TGNCI community building and support

Local Transgender, gender non-conforming & intersex (TGNCI) groups that build and support the community and educate about TGNCI issues in San Francisco.

Community United Against Violence (CUAV)

Founded in 1979, CUAV works to build the power of LGBTQ communities to transform violence and oppression by supporting the healing and leadership of those impacted by abuse and mobilize our broader communities to replace cycles of trauma with cycles of safety and liberation. We mobilize our members to participate in campaigns led by our coalition partners.

  • Serves: Community, victims of abuse
  • Additional Languages: Spanish

 

Gender and Sexualities Alliance Network (GSA)

GSA Network is a next-generation LGBTQ racial and gender justice organization that empowers and trains queer, trans, and allied youth leaders to advocate, organize, and mobilize an intersectional movement for safer schools and healthier communities.
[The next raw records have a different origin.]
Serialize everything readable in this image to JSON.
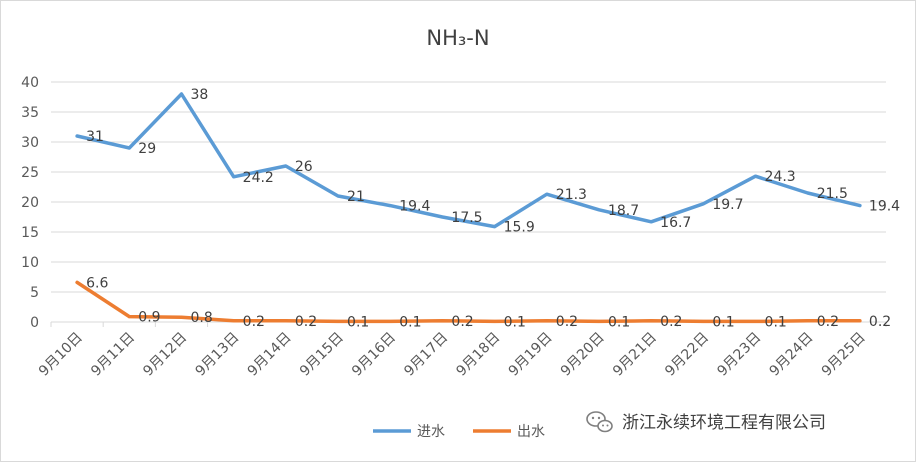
{
  "chart_data": {
    "type": "line",
    "title": "NH₃-N",
    "xlabel": "",
    "ylabel": "",
    "ylim": [
      0,
      40
    ],
    "yticks": [
      "0",
      "5",
      "10",
      "15",
      "20",
      "25",
      "30",
      "35",
      "40"
    ],
    "grid": true,
    "legend_position": "bottom",
    "categories": [
      "9月10日",
      "9月11日",
      "9月12日",
      "9月13日",
      "9月14日",
      "9月15日",
      "9月16日",
      "9月17日",
      "9月18日",
      "9月19日",
      "9月20日",
      "9月21日",
      "9月22日",
      "9月23日",
      "9月24日",
      "9月25日"
    ],
    "series": [
      {
        "name": "进水",
        "color": "#5b9bd5",
        "values": [
          31,
          29,
          38,
          24.2,
          26,
          21,
          19.4,
          17.5,
          15.9,
          21.3,
          18.7,
          16.7,
          19.7,
          24.3,
          21.5,
          19.4
        ],
        "labels": [
          "31",
          "29",
          "38",
          "24.2",
          "26",
          "21",
          "19.4",
          "17.5",
          "15.9",
          "21.3",
          "18.7",
          "16.7",
          "19.7",
          "24.3",
          "21.5",
          "19.4"
        ]
      },
      {
        "name": "出水",
        "color": "#ed7d31",
        "values": [
          6.6,
          0.9,
          0.8,
          0.2,
          0.2,
          0.1,
          0.1,
          0.2,
          0.1,
          0.2,
          0.1,
          0.2,
          0.1,
          0.1,
          0.2,
          0.2
        ],
        "labels": [
          "6.6",
          "0.9",
          "0.8",
          "0.2",
          "0.2",
          "0.1",
          "0.1",
          "0.2",
          "0.1",
          "0.2",
          "0.1",
          "0.2",
          "0.1",
          "0.1",
          "0.2",
          "0.2"
        ]
      }
    ]
  },
  "watermark": {
    "text": "浙江永续环境工程有限公司",
    "icon": "wechat-icon"
  }
}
The Oakland branch, TRUTH, is a youth-led program for trans and gender non-conforming young people to build public understanding, empathy, and a movement for liberation through storytelling and media organizing

  • Serves: LGBTQIA+ community

 

Getting Out & Staying Out

Guide to San Francisco resources for people leaving jails and prisons. Includes guide to services for cis and trans women.
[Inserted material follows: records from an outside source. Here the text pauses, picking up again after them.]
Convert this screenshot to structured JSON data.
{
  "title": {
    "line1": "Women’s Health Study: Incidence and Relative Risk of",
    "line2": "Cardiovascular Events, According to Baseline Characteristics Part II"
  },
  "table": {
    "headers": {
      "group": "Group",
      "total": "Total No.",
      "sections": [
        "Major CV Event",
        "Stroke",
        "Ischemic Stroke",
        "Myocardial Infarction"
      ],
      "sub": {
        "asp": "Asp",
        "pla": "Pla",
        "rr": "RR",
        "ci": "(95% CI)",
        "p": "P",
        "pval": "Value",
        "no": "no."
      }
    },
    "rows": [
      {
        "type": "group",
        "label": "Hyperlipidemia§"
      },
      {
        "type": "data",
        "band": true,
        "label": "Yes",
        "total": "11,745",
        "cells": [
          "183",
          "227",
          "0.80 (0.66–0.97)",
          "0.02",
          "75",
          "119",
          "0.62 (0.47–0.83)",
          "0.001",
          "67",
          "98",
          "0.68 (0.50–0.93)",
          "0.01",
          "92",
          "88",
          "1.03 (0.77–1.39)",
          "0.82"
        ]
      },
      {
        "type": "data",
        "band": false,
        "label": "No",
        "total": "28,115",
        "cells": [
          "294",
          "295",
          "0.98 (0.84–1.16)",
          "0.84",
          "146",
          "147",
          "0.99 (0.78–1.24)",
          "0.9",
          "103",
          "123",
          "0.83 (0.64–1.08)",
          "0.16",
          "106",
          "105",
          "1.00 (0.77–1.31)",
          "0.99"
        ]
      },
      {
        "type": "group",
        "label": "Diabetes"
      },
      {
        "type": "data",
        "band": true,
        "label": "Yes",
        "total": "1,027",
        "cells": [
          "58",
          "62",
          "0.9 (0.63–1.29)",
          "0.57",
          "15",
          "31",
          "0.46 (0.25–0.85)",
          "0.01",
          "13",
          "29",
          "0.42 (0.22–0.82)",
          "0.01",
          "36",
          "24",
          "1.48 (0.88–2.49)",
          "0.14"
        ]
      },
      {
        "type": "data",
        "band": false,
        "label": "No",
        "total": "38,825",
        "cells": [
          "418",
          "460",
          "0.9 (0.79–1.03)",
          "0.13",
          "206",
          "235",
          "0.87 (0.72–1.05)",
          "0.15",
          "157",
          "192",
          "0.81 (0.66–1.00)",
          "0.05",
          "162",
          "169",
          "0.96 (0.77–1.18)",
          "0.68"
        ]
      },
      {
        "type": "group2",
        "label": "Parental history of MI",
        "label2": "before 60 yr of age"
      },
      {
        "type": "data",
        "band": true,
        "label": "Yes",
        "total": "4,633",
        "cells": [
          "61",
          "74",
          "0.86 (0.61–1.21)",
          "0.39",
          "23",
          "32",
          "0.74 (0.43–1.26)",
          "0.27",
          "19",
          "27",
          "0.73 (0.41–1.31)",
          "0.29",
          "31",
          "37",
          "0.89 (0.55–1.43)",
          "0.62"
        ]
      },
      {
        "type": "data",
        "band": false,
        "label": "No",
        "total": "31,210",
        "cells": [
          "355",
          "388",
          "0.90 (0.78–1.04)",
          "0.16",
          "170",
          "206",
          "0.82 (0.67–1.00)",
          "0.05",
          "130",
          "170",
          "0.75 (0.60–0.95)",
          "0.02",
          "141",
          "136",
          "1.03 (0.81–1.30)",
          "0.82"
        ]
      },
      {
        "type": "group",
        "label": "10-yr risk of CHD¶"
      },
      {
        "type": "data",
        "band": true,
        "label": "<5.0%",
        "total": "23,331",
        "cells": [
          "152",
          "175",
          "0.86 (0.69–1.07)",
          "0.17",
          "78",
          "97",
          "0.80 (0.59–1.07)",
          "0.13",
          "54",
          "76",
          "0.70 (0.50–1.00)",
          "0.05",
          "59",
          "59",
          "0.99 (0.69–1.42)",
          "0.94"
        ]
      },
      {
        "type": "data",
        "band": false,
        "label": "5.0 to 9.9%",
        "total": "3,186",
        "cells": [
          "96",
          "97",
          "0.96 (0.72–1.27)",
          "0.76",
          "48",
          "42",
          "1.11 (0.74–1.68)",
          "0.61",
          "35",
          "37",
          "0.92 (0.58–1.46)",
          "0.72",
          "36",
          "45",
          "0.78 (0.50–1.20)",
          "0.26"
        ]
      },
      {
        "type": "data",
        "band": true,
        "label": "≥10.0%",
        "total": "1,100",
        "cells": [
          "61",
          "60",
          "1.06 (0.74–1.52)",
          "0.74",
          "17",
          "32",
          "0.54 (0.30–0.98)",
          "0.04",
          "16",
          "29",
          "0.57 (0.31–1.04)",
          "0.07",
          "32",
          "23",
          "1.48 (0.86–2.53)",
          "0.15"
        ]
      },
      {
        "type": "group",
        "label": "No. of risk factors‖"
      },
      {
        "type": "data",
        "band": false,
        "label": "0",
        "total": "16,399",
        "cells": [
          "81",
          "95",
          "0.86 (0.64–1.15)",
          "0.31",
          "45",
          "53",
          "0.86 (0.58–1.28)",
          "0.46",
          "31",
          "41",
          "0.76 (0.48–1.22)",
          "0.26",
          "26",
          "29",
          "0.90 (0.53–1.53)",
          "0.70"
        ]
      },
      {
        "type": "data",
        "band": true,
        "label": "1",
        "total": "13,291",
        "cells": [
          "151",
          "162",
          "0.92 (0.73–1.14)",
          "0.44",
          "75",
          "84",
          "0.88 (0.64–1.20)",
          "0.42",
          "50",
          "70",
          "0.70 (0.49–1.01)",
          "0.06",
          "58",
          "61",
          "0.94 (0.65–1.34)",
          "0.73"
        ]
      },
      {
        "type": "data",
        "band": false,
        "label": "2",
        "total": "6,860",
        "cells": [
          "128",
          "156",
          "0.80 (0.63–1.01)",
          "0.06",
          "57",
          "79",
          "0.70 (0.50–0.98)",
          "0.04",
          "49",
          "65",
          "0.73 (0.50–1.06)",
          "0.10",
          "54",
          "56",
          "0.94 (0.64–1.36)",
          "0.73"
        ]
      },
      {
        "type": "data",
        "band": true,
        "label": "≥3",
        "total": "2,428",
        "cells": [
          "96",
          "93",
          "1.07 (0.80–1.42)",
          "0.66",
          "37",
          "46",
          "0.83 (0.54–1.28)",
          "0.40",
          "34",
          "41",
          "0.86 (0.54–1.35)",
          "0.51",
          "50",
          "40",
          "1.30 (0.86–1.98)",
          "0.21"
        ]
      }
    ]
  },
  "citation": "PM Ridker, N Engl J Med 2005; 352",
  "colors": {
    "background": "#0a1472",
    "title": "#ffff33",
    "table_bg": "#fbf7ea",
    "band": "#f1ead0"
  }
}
  • Serves: Individuals returning to San Francisco after incarceration
  • Additional Languages: Many listed organizations support Spanish speakers

 

LYRIC - School-Based Initiative

Established in 2011, LYRIC’s School-Based Initiative is a model of bringing LYRIC’s 30 years of expertise with LGBTQQ youth directly into SFUSD school communities. LYRIC helps to educate and build allyship among students, school staff, and families to create learning environments where LGBTQQ youth can be successful and truly thrive.
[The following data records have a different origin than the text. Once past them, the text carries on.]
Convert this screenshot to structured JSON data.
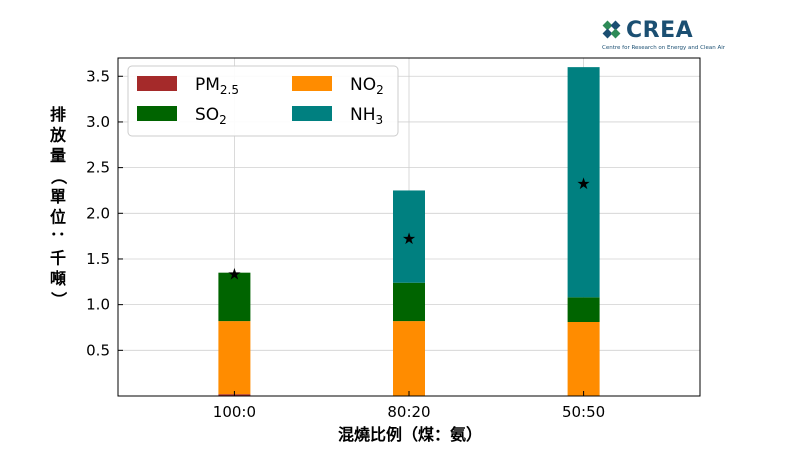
{
  "logo": {
    "name": "CREA",
    "subtitle": "Centre for Research on Energy and Clean Air"
  },
  "chart_data": {
    "type": "bar",
    "stacked": true,
    "title": "",
    "categories": [
      "100:0",
      "80:20",
      "50:50"
    ],
    "xlabel": "混燒比例（煤：氨）",
    "ylabel": "排放量（單位：千噸）",
    "ylim": [
      0,
      3.7
    ],
    "yticks": [
      "0.5",
      "1.0",
      "1.5",
      "2.0",
      "2.5",
      "3.0",
      "3.5"
    ],
    "grid": true,
    "legend_position": "top-left",
    "series": [
      {
        "name": "PM",
        "sub": "2.5",
        "color": "#a52a2a",
        "values": [
          0.02,
          0.0,
          0.0
        ]
      },
      {
        "name": "NO",
        "sub": "2",
        "color": "#ff8c00",
        "values": [
          0.8,
          0.82,
          0.81
        ]
      },
      {
        "name": "SO",
        "sub": "2",
        "color": "#006400",
        "values": [
          0.53,
          0.42,
          0.27
        ]
      },
      {
        "name": "NH",
        "sub": "3",
        "color": "#008080",
        "values": [
          0.0,
          1.01,
          2.52
        ]
      }
    ],
    "legend_order": [
      0,
      2,
      1,
      3
    ],
    "markers": {
      "symbol": "★",
      "values": [
        1.34,
        1.73,
        2.33
      ]
    }
  }
}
  • Serves: Participating SFUSD school communities
  • Additional Languages: Spanish, Chinese

 

TGI Justice Project

TGI Justice Project is a group of transgender, gender variant, and intersex people – inside and outside of prisons, jails, and detention centers – creating a united family in the struggle for survival and freedom.

Specific services include visitation teams, grassroots re-entry program, newsletter, and advocate organizing.

  • Serves: Low-income transgender women of color and families who are currently incarcerated, have been formerly incarcerated, or victims of police abuse

 

The Transgender District

Founded in 2017, The Transgender District (formerly known as The Compton’s Transgender Cultural District) is the first legally recognized transgender district in the world. Named after the first documented uprising of transgender and queer people in United States history, the Compton’s Cafeteria Riots of 1966, the district encompasses 6 blocks in the southeastern Tenderloin and crosses over Market Street to include two blocks of 6th street.